The goal of Prism is modular application analysis. It was formed from the need to support multiple projects that study application traces, aimed at data-driven architecture design. This has included early hardware accelerator co-design [SIGIL], as well as uncore design space exploration with multi-threaded workloads [SYNCHROTRACE] [UNCORERPD]. Prism is not interested in changing the functional behavior of an application, but instead aims to classify events in the application and present those events for further analysis. In this way, Prism does not require that each researcher have an in depth understanding of the binary instrumentation tools.
Changelog¶
Versioning is generally based on semantic versioning.
1.0.0 (2018-4-9)¶
User Notes¶
Initial release for our ISPASS‘18 publication.
Events¶
Control Flow events are not currently implemented, although a provisional interface is provided in Events Documentation.
Frontends¶
Valgrind is fairly well supported. It can be slow at event generation, although a faster version is in the works.

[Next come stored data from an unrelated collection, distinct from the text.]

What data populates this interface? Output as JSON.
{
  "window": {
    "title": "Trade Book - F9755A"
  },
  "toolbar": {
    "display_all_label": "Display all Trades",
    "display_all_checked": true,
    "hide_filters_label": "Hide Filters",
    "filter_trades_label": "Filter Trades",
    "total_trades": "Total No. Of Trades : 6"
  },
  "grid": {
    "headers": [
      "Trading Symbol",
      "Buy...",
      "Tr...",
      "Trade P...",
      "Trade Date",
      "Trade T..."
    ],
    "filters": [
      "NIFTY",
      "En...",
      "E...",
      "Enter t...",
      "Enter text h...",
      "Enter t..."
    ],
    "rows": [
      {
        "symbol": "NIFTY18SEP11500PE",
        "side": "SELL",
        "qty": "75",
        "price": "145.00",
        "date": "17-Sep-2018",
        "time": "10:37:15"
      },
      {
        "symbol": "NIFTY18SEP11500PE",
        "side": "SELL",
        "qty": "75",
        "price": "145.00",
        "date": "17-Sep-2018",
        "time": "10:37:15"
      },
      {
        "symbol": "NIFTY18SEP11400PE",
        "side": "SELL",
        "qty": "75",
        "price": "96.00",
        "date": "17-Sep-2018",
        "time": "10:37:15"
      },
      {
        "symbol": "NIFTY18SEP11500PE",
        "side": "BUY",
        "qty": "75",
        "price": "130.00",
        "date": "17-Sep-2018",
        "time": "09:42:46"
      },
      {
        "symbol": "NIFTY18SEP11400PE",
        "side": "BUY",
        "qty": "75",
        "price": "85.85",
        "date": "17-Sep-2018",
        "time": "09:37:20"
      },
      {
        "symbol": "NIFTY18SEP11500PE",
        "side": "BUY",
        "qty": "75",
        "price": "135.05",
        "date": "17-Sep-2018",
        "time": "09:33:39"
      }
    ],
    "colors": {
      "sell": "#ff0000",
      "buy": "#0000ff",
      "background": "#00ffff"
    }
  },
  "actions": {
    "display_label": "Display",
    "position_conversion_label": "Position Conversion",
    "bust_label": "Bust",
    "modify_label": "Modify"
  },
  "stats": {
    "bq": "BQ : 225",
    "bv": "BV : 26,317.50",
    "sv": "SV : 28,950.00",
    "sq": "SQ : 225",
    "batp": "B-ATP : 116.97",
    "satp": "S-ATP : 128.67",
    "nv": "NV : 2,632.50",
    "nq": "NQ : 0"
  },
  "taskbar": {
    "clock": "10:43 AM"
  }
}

DynamoRIO is less well supported, but should generate basic memory, compute, and synchronization events fairly well. This is planned to be updated.
The Intel PT perf frontend was implemented as a proof-of-concept and there is a lot of room for increased event support and optimization.
Developer Notes¶
A new Valgrind implementation (gengrind) is close to being completed. Currently we are working on how best to implement branching with VEX IR, which seems to only support limited branching. The function tracking component of gengrind is based off of Callgrind. A few bugs may be present in this new function tracking since we stripped away some of the Callgrind specific functionality, such as cost-centers and cache simulations.
The DynamoRIO frontend requires some extra event checks to make sure the raw instructions it sees are properly binned. Additionally, some restrictions in its internal lock implementations make detecting and generating synchronization events more costly than we would expect. Specifically, we cannot directly generate events in function intercepts, and must instead set a flag that gets checked in every basic block. Also, we plan to look into thread-private code-caches to optimize ROI checks that happen at the beginning of each basic block.
Features¶
- Flexible application analysis
- Use multiple frontends for capturing software workloads like Valgrind and DynamoRIO
- Use custom C++14 libraries for analyzing event streams
- Platform-independent events
- Straight-forward and extensible format, simplifying analysis
Installation¶
See the Quickstart for information installation instructions.
Contribute¶
Source Code: https://github.com/vandal/prism
Issue Tracker: https://github.com/vandal/prism/issues
License¶
This project is licensed under the BSD3 license.